Petr EBEN (1929-2007)
Sacred Choral Works
Ubi caritas et amor (1964) [4:29]
Salve Regina (1973) [2:13]
Cantico delle creature (1987) [4:25]
Verba sapientiae (1991-92) [14:31]
Psalmi peregrine (2001) [6:36]
Mundus in periculo (1994-95) [18:44]
Komm herab, o Heiliger Geist (1996) [2:30]
Rhythmus de gaudiis Paradisi (1995) [3:59]
Abba – Amen [2:13]
Sächsisches Vocalensemble/Matthias Jung
rec. May 2008 and April 2009, Lukaskirche Dresden
Texts and translations included
CPO 777 627-2 [59:50]

Petr Eben drew upon the Old Testament and sacred texts from early church fathers for his powerful sacred vocal works. Latin was his preferred language for these settings, and he favoured Gregorian chant which he used as inspiration for his weaving polyphonic lines, complex rhythms and irregular patterning. This body of work, written in the teeth of party opposition in Czechoslovakia – born a Jew, Eben became a practising Catholic – is one of the most important by a Czech composer in the twentieth-century.

His six-part motet Ubi caritas et amor was written in 1964, one of the earliest in this recital of music, was composed in memory of Pope John XXIII. One finds that the initial archaisms move seamlessly into thicker and more complex textures, culminating in a series of joyful Amens.

The Marian hymn Salve Regina dates from 1973 and takes a rather unusually joyful stance moving toward the emergence of the Gregorian chant - reversing his usual practice of introducing it at the start of his motets – toward the very end. Eben’s musico-pictorial vernacular setting of Cantico delle Creature, the Canticle of the Sun, expresses its adulation in music of great rhythmic vivacity and liveliness. Verba sapientiae was composed in 1991-92, thus post-Velvet Revolution, and is cast in three movements. The music’s direction is from despair to the hope of consolation. He employs a variety of effects – excellently realised through the pin-point articulation of the Sächsisches Vocal Ensemble – especially in the concluding movement where shouts, declamation and moments of ‘falling away’ in the vocal line gradually resolve themselves into more definable consolatory paragraphs. That said, the central panel of the triptych is the most consistently moving, touched by Elysian warmth after a moment of – for Eben, rare – recitation.
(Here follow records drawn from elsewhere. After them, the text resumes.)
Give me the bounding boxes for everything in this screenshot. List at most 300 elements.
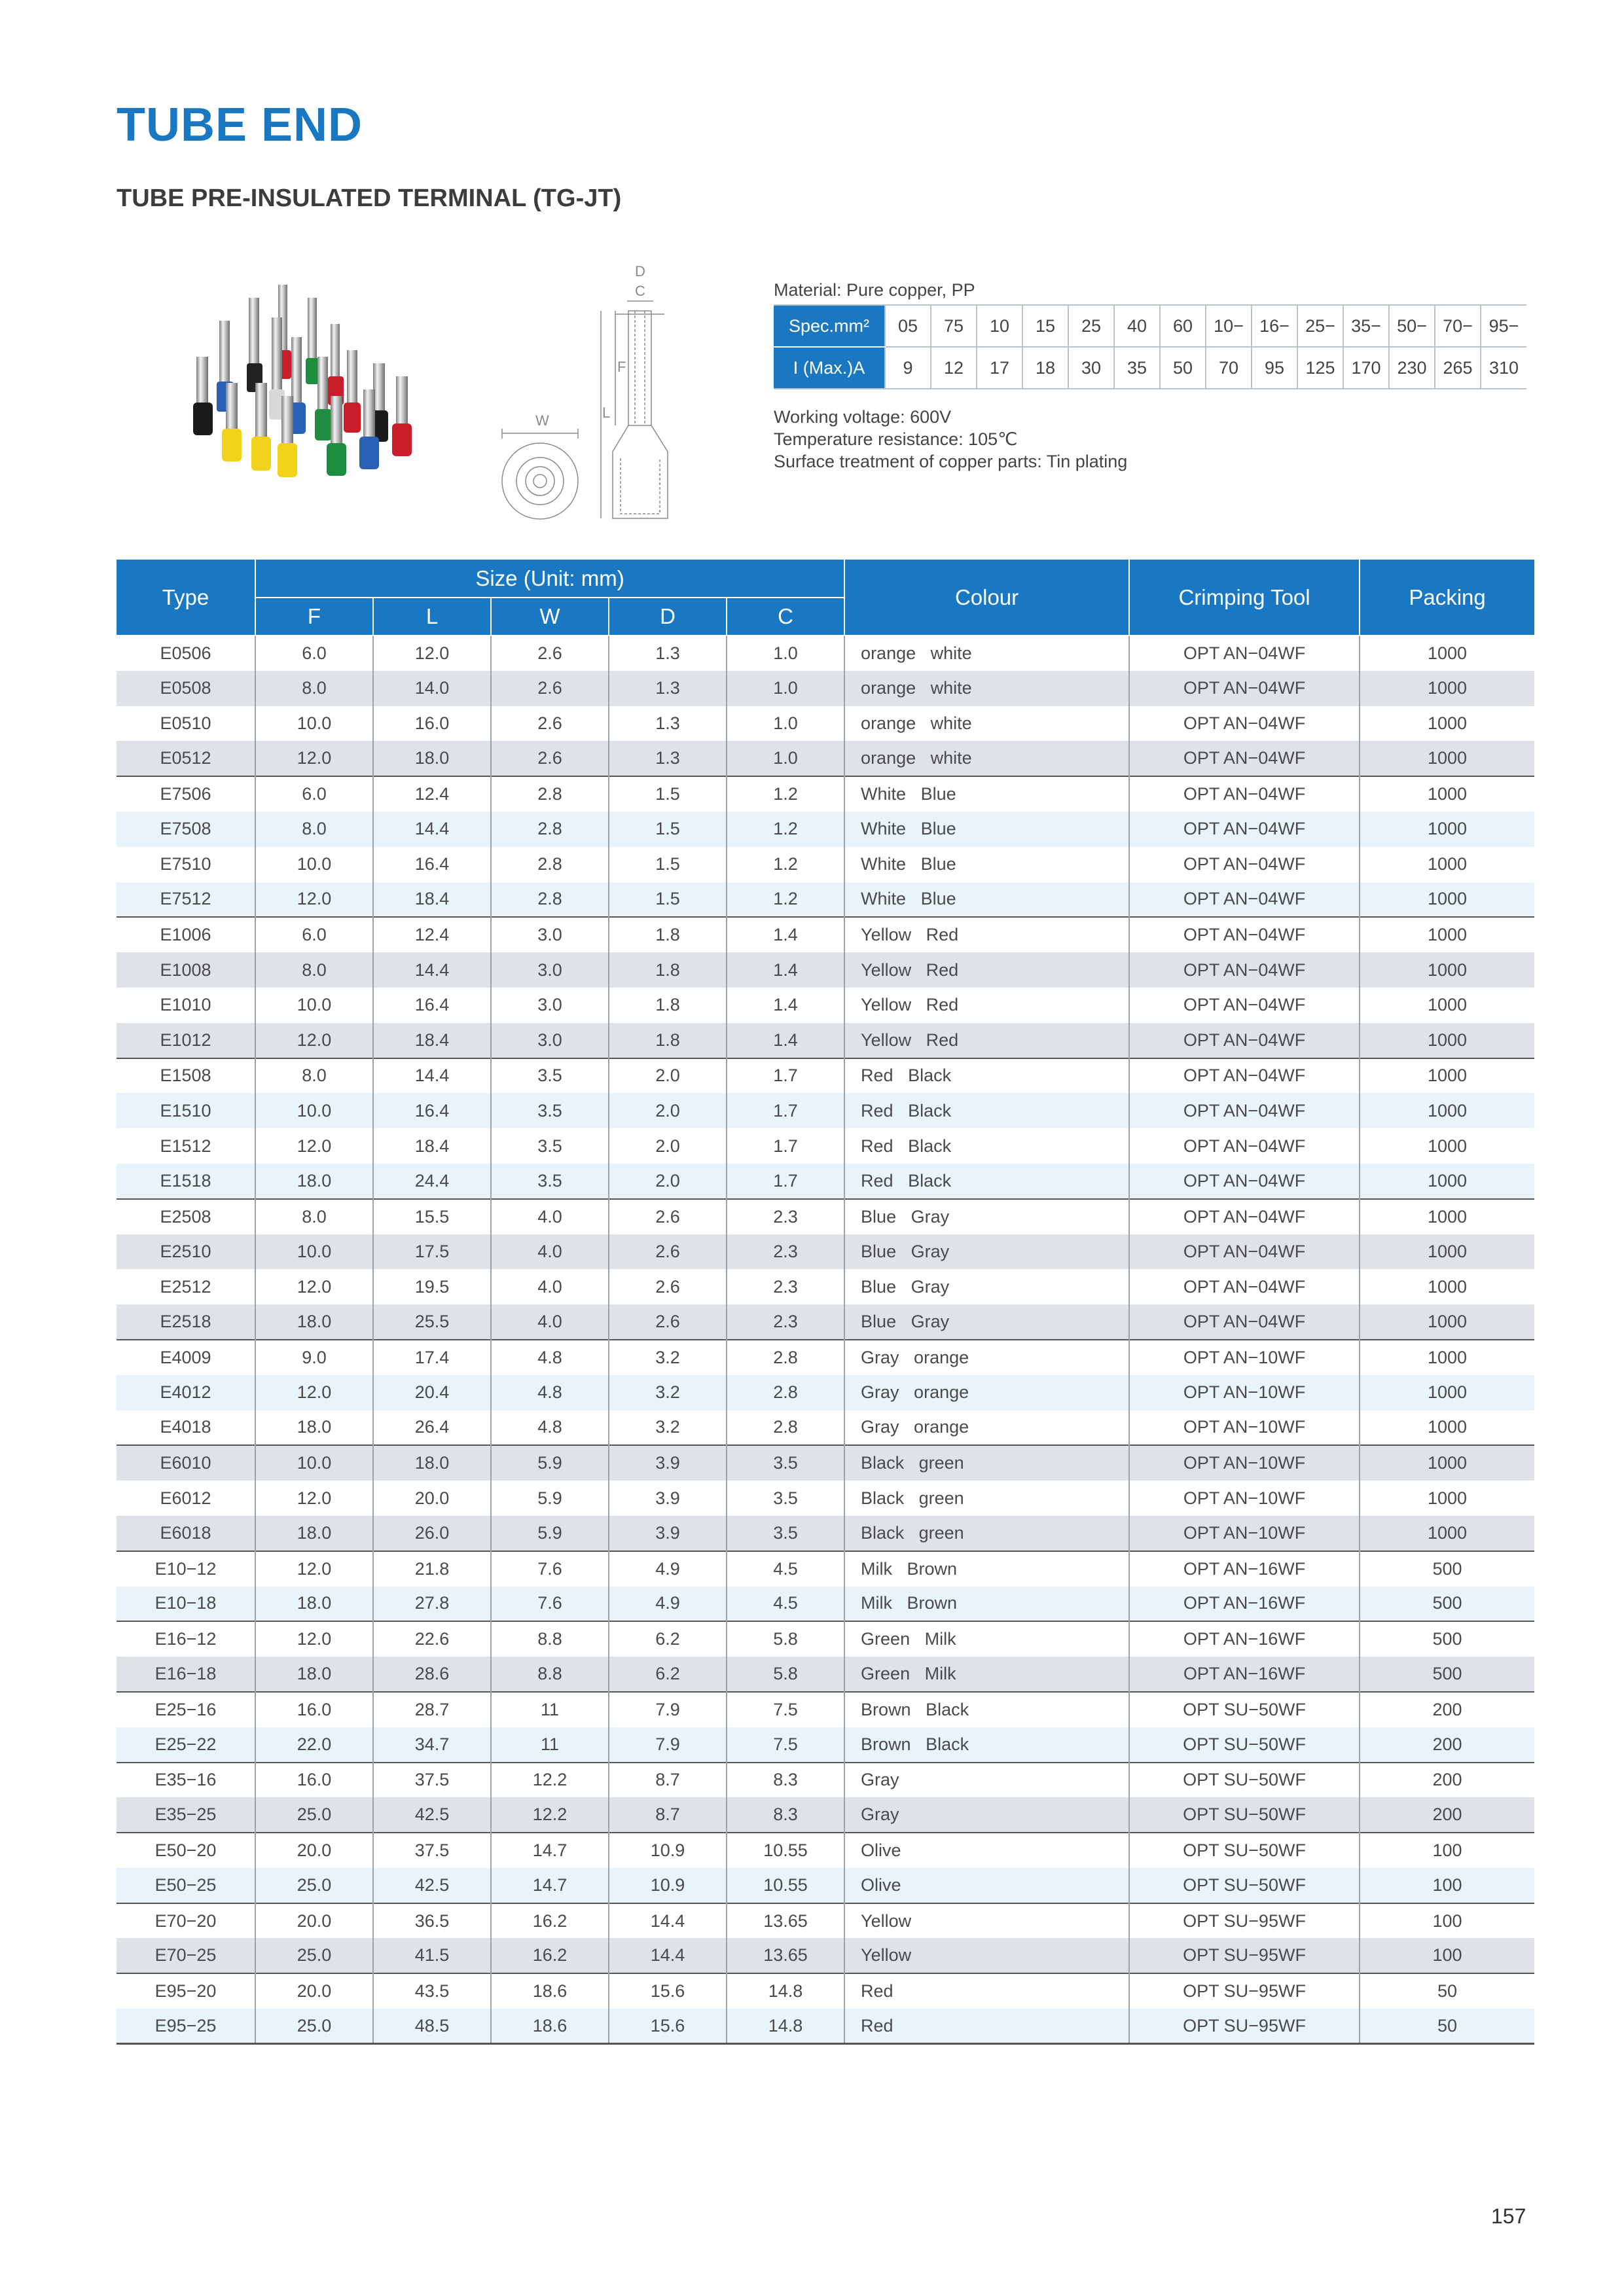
cell-l: 16.4 (373, 847, 491, 882)
cell-tool: OPT AN−10WF (1129, 1410, 1360, 1446)
cell-w: 16.2 (491, 1938, 609, 1973)
header-packing: Packing (1360, 560, 1534, 636)
cell-colour: Yellow Red (844, 917, 1129, 952)
spec-cell: 75 (931, 305, 977, 347)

The four psalms that make up Psalmi peregrine turned out to be Eben’s final choral cycle and they chart, compactly but movingly, a journey from doubt to joyful affirmation. Again there are subtle effects though nowhere as extrovert as in Verba sapientiae. Elements of autobiography are present in Mundus in periculo (1994-95), a powerful narrative that admits abrasion and bitterness but embraces conciliation: Eben had been imprisoned in Buchenwald as a young man. Rhythmus de gaudiis Paradisi was a commissioned work, composed in 1995, and is blissfully vital and jubilant with crisp dotted rhythms and a sense of sure elation. It’s one of his most unfettered choral settings.

Splendidly interpreted and recorded, this disc will prove highly attractive to admirers of Eben’s vocal music.